I managed to get one reasonable photo from directly above him...


... but couldn't get down to his level to take a decent shot, because when I did, he galloped towards me, all sideways and wobbly. Or else he was behind something.


In most of the pictures I took he was either blurred or washing his bottom.


Oh, well. Perhaps I should just stick to photographing birds.

Wednesday, August 12, 2009

Fortunately, nobody happened to be passing at the time

I was outside just now trying to see the Perseids meteor shower. The cloud cover meant that I could only see a few patches of sky where stars were visible, and light pollution took care of the rest. It probably didn't help that I had no idea where I should be looking, so was looking where the clear patches of sky were. It seems that those were not the right places. I did not see any meteors.

In fact, the most interesting thing to happen was that while standing in the middle of the road staring up at the sky (probably with my mouth open), my sarong fell off.

Sunday, August 09, 2009

The scream

Last night the hungry crocodiles under my bed started to sidle out. They thought I was asleep, and wanted to eat me. They were particularly interested in my legs. I KNEW we should have had taller beds. Why did we have to be in a swamp anyway? Everybody had said we'd be safe, but the bed was too low.

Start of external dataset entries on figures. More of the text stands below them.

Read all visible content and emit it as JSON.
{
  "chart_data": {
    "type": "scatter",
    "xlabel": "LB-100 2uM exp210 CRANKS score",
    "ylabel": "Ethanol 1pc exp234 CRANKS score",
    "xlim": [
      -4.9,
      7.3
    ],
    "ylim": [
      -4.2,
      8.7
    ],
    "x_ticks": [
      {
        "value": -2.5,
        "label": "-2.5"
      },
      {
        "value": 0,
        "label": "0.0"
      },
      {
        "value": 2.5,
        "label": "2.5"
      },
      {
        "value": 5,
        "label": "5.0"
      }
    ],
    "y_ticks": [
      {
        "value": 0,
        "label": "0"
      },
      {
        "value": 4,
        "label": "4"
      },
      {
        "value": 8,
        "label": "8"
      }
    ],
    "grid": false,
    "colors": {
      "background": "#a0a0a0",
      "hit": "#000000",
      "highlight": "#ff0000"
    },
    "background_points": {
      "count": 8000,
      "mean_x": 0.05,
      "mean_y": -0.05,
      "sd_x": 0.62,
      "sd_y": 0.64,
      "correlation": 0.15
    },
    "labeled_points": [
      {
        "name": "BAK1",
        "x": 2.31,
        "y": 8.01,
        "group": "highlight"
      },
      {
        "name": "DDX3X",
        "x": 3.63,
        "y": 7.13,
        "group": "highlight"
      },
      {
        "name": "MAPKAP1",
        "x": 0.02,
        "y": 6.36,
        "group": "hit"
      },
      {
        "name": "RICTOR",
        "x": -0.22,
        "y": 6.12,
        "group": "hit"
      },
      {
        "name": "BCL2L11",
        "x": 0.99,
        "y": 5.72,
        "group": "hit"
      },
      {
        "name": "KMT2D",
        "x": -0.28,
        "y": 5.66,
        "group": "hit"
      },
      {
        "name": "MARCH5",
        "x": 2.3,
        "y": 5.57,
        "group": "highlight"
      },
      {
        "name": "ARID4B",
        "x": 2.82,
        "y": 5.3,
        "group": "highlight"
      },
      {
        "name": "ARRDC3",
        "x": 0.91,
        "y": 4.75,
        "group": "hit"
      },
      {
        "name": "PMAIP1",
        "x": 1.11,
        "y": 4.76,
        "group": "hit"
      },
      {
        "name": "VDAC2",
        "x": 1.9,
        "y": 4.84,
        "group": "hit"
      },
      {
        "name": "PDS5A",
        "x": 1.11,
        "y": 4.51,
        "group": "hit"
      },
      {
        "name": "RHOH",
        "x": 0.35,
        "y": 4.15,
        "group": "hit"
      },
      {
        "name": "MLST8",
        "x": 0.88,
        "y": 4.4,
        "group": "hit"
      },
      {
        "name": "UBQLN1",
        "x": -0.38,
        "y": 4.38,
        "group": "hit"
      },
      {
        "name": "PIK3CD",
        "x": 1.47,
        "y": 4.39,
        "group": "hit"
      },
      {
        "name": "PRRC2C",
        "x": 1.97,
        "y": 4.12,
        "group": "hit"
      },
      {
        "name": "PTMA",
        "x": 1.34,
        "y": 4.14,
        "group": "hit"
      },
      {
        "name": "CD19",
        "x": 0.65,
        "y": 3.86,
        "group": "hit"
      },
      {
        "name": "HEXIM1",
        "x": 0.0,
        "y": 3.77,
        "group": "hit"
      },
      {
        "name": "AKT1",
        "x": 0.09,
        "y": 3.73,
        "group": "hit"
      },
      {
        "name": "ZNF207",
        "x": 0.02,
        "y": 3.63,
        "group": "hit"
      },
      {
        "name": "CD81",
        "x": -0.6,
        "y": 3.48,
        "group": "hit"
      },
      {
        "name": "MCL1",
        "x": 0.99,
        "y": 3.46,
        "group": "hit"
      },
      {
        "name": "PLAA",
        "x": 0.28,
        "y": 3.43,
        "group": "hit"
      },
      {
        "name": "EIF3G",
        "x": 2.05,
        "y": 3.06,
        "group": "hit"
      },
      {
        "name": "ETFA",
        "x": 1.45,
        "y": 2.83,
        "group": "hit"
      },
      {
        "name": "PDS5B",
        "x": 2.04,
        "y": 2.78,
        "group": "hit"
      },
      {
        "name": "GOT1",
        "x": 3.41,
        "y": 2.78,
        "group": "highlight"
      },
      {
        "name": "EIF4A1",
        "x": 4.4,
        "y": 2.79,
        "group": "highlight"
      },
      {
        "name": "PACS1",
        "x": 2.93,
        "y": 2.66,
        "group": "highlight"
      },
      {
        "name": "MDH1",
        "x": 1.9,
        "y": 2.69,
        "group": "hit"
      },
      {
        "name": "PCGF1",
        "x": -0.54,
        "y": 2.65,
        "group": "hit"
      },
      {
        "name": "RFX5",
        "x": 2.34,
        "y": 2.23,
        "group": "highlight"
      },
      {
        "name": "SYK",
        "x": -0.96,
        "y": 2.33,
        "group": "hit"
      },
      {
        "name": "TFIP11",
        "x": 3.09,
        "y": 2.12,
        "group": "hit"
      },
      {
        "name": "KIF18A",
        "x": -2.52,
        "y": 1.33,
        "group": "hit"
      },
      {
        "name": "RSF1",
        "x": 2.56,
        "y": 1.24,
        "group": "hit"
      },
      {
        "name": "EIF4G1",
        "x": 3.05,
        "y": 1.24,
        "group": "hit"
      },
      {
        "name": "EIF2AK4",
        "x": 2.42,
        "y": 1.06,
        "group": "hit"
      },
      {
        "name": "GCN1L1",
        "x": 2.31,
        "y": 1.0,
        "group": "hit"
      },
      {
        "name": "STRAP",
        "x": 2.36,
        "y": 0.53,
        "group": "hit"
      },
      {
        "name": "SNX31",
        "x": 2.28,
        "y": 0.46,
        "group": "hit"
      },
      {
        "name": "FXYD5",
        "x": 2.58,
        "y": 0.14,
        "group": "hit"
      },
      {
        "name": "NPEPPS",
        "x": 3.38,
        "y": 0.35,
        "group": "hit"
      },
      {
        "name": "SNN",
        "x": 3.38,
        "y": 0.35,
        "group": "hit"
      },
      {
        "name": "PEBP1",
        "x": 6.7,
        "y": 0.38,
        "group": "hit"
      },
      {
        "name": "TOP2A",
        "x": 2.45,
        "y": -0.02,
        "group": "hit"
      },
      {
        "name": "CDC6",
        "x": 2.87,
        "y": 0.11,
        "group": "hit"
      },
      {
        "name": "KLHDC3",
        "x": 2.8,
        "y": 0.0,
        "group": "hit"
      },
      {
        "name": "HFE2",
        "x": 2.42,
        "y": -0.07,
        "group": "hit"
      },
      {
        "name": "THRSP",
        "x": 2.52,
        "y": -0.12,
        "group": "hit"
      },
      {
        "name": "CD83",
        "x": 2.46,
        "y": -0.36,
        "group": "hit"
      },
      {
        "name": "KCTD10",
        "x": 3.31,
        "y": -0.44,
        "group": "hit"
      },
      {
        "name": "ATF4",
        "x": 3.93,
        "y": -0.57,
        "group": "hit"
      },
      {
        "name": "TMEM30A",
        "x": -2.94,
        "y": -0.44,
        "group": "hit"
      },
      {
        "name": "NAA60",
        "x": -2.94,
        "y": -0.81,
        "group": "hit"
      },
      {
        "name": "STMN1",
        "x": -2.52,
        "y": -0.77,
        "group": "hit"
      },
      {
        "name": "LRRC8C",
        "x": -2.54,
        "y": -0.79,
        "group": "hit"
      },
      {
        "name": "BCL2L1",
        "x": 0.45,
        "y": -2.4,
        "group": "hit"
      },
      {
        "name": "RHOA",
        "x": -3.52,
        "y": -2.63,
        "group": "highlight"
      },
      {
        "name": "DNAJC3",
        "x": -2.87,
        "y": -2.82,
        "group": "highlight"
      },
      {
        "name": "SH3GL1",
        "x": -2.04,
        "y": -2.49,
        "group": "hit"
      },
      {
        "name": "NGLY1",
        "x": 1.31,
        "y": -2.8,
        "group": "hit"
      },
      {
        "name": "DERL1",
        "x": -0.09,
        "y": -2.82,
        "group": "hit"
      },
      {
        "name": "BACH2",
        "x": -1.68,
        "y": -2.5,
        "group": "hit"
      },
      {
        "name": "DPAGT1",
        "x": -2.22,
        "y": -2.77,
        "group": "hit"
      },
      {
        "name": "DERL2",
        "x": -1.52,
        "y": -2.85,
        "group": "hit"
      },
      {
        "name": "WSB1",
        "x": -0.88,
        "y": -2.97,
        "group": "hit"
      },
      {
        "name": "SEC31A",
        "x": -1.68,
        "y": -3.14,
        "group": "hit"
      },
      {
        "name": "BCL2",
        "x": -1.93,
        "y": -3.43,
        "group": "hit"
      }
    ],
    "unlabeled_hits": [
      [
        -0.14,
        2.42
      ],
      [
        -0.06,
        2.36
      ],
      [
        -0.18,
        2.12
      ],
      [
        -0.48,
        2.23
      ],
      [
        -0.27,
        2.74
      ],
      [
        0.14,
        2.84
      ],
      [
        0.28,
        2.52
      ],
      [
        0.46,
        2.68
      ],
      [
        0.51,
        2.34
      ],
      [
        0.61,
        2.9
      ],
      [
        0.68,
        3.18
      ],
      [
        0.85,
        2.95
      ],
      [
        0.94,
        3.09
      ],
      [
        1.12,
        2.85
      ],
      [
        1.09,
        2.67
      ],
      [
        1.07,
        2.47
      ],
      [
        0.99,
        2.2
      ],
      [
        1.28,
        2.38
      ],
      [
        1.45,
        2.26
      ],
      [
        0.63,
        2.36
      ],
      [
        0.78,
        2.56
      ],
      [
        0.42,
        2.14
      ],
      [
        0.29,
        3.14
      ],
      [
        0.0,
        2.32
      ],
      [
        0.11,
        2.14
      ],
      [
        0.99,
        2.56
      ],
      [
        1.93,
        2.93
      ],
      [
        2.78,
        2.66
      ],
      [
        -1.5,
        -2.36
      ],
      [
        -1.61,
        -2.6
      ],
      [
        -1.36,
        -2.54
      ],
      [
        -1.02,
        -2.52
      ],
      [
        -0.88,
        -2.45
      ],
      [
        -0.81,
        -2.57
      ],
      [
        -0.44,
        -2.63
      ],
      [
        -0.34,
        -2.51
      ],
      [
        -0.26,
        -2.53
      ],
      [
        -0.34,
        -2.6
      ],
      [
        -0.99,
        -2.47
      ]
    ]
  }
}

Making myself small in the middle of the bed was not working. One crocodile, not even a very big one, had started to climb up. It lunged at my leg. I managed to scramble out of the way, and bashed it on the nose. It fell back, but started to come towards me again, enraged, and then I remembered something someone told me once – that if you screamed right in a crocodile's face it would run away.

It was a huge effort, but I took a deep breath and screamed right in that crocodile's face.

The crocodile reared back, looking appalled. It worked! But my scream also alarmed The Man, who woke up and grabbed my hand, which woke me up.

"What's wrong?" he asked.

Although the crocodiles were beginning to fade into absurdity, I could still see that horrified, toothy grin, and I didn't want to move, because YOU NEVER KNOW.

And for some reason the whole thing was really, really hard to explain.

Wednesday, August 05, 2009

Interesting question

Near the end of the semester, in the teachers' room at lunchtime, one of the guys asked everybody a question.

"Imagine you are running a race," he said. "You pass the person who is in second place. What position are you in now?"

One of the people who got it wrong reacted by getting astonishingly angry.

"Say the question again?" she said, and when he repeated it, she said, "YOU WORDED IT DIFFERENTLY LAST TIME. YOU'RE TRYING TO CONFUSE ME!"

Then she gave the same wrong answer she'd given the first time. The guy who'd asked the question caught my eye, and we both laughed. She got madder, and kept insisting she was right. Somehow, this question really hit a nerve with her. I had never seen her so worked up.

Other people were asking,

"So what's the answer, then?"

He pointed at me.

"You were the only person to get it right away," he said, and I tried not to look smug. At the same time, I was relieved. I had been trying to figure out why everyone had a different answer from mine. I'd been thinking I'd made some sort of embarrassing mistake, but couldn't figure out what it was.

At home I tried the question on The Man. He answered it wrongly, and when I laughed, he made me say the question again. Then he got mad.

"YOU SAID IT DIFFERENTLY BEFORE!" he said. "YOU'RE CONFUSING ME!"

What an interesting little question!